During the 6 months treatment period patients received one to six monthly injections of the modified virus. The researchers delivered a range of doses -from 1 million to 100 billion viral units to gauge any toxicity of the treatment. 3 of the 28 patients died of cancer before doctors could make a 1-month follow up examination. Among the 25 others, tumors shrank in 2 patients, stabilized in 16 and continued to grow in the other 7.
The dose of virus mattered; cancer progressed unabated in three of five patients who received injections of 10 million or fewer viral units. In contrast, only 4 of 20 patients getting larger dose experienced cancer growth.
It is said that the day is not far of when parents will be able to browse through gene catalogs to special order a hazel eyed, red headed extrovert with perfect pitch. Every new discovery gives shape and bracing focus to a debate we have barely begun. Even skeptics admit it's only matter of time before these issues become real. If you could make your kids smatter, would you? If everyone else did, would it be fair not to?
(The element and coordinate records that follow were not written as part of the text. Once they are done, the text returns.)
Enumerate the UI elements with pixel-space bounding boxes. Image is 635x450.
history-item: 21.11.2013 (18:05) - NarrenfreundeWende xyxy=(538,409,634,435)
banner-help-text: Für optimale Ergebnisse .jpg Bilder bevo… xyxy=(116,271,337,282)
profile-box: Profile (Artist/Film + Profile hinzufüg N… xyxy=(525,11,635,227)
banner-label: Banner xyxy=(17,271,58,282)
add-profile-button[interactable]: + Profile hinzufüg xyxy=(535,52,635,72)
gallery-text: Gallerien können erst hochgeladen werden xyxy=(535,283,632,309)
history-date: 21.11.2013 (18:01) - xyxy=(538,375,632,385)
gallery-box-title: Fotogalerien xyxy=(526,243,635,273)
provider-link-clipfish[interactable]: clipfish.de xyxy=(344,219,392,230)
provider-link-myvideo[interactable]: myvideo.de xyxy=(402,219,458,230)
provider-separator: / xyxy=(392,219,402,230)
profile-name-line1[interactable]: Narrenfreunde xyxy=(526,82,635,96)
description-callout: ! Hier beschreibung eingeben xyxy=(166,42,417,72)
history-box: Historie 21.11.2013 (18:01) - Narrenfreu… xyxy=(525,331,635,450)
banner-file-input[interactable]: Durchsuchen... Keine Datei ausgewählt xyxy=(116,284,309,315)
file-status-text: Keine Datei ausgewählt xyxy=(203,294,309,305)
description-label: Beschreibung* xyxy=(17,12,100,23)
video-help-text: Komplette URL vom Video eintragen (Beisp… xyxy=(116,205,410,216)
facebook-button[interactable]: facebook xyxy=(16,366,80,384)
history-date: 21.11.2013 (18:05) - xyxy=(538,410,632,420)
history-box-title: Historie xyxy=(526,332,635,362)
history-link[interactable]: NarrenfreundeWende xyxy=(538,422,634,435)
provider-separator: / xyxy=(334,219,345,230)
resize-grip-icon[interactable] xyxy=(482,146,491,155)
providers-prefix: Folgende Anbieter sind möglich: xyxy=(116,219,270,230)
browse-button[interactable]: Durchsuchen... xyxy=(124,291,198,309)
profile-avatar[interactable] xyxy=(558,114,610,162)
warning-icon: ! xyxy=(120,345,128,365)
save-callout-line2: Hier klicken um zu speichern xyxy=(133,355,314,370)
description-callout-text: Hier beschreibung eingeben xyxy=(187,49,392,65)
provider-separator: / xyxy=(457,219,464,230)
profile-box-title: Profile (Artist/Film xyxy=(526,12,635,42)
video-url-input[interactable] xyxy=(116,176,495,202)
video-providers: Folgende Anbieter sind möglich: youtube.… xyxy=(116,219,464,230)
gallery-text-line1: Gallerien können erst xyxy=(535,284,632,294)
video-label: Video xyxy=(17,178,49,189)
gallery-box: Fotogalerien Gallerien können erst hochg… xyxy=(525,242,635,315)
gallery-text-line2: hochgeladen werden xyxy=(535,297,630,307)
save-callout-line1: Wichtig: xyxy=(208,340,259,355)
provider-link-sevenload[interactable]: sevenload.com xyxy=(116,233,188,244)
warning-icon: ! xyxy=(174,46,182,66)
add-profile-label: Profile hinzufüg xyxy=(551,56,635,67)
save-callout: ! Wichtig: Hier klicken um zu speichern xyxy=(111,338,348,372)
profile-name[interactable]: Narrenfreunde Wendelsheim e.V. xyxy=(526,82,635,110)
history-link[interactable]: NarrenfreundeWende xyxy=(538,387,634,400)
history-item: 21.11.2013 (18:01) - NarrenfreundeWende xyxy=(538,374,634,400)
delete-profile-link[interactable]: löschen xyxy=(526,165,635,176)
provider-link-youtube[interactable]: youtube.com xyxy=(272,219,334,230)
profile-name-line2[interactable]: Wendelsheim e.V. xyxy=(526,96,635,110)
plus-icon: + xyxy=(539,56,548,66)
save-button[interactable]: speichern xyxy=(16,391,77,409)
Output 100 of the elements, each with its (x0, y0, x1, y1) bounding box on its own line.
It's an ethical quandary and an economic one, about fairness and fate, about vanity and values. Which side effects would we tolerate? What if making smarter kids also made them meaner? What if only the rich could afford the advantage? Does god give us both the power to re-create ourselves and moral muscles to resist? Self-improvement forever been an American religion, but norms about what is normal keep changing.
While gene therapy shows a great deal of potential, opponents, biomedical reductionism will undoubtedly have several responses. The way a person experiences a disease involves many social and psychological elements (such as emotional impact of the disease, the stigmatism attached to it, the cost and employment implications, etc). These important aspects of disease are neglected by therapeutic approaches aimed strictly at the genetic level.
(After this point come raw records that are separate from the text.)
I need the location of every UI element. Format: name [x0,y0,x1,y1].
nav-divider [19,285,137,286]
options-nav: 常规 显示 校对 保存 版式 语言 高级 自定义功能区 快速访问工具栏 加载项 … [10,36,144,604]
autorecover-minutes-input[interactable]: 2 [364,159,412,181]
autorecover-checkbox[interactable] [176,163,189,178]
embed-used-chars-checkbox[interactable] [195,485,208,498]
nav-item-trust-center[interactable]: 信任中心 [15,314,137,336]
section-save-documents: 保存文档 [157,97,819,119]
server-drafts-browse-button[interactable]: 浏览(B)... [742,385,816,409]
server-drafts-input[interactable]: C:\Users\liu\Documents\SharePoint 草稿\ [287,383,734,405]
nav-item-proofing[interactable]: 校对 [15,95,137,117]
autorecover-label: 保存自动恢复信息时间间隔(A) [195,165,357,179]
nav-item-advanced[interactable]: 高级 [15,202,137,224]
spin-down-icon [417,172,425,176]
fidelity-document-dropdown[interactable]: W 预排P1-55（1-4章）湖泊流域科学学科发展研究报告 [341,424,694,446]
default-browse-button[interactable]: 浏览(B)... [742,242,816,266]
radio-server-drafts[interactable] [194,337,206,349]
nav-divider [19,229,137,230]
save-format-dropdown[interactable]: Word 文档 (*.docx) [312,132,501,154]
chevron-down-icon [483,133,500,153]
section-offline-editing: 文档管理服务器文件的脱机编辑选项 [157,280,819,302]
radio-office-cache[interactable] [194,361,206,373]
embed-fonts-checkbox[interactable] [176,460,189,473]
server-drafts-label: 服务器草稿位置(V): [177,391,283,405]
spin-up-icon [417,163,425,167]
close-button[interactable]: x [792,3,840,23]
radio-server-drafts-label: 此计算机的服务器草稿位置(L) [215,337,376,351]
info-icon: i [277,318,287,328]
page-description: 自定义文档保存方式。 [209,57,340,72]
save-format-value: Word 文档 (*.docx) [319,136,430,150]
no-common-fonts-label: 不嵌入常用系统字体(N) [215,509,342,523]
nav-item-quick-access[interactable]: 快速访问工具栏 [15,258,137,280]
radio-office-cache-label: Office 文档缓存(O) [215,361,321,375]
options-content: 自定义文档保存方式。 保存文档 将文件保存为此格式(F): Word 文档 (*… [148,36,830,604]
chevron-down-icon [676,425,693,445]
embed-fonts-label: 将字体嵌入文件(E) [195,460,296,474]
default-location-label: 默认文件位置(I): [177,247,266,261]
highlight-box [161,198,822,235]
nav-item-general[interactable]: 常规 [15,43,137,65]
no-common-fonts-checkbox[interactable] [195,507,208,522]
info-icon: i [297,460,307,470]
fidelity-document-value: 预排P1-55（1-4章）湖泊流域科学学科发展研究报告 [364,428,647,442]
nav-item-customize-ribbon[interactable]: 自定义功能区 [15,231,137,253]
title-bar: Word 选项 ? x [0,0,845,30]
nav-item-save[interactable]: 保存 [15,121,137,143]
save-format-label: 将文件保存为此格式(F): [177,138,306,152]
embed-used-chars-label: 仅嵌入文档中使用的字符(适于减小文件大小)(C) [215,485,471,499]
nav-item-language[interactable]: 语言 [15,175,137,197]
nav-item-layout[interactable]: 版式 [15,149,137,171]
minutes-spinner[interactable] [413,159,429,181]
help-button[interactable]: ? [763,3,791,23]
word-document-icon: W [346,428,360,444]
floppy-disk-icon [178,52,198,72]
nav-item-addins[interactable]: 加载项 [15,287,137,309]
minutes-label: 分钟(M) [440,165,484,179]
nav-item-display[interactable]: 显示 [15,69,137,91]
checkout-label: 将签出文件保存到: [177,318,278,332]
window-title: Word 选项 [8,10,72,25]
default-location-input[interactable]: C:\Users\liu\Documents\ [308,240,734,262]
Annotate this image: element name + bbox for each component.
Today in many countries governments sets up committees, which included not only scientists and doctors but also religious leaders, lawyers and ethicist, to consider the matter (Nichols 1988). A distinction should be drawn between making genetic changes in somatic cells and in germinal cells. The purpose of somatic gene therapy is to treat an individual patient, e.g. by inserting a properly functioning gene into patients bone marrow cells in vitro and then introducing the cells into patients body. They differ, however, in that gene therapy an inherent and probably permanent change in the body rather than requiring repeated applications of an outside force or substance. An analogy is organ transplantation, which also involves the incorporation into an individual of cells containing DNA of foreign origin. Germinal gene therapy, in which the changes would be made in germ cells and would be passed on to the offspring, is not allowed.
The advantage of gene therapy is to cure someone who is born with a genetic disorder or who develops deadly disease like AIDS, cancer and so on. The technique has the ability to cure so many diseases that have affected our society for years I think the advantages are more than disadvantages. Genetherapy has brought revolution in the field of medicine and has also redefined the role of both doctors and patients.
As more and more discoveries are made, the scope of gene therapy is getting wider and wider. Government regulators and scientist must take an initiative to solve the issues related to gene therapy and enlighten people about the benefits of gene therapy.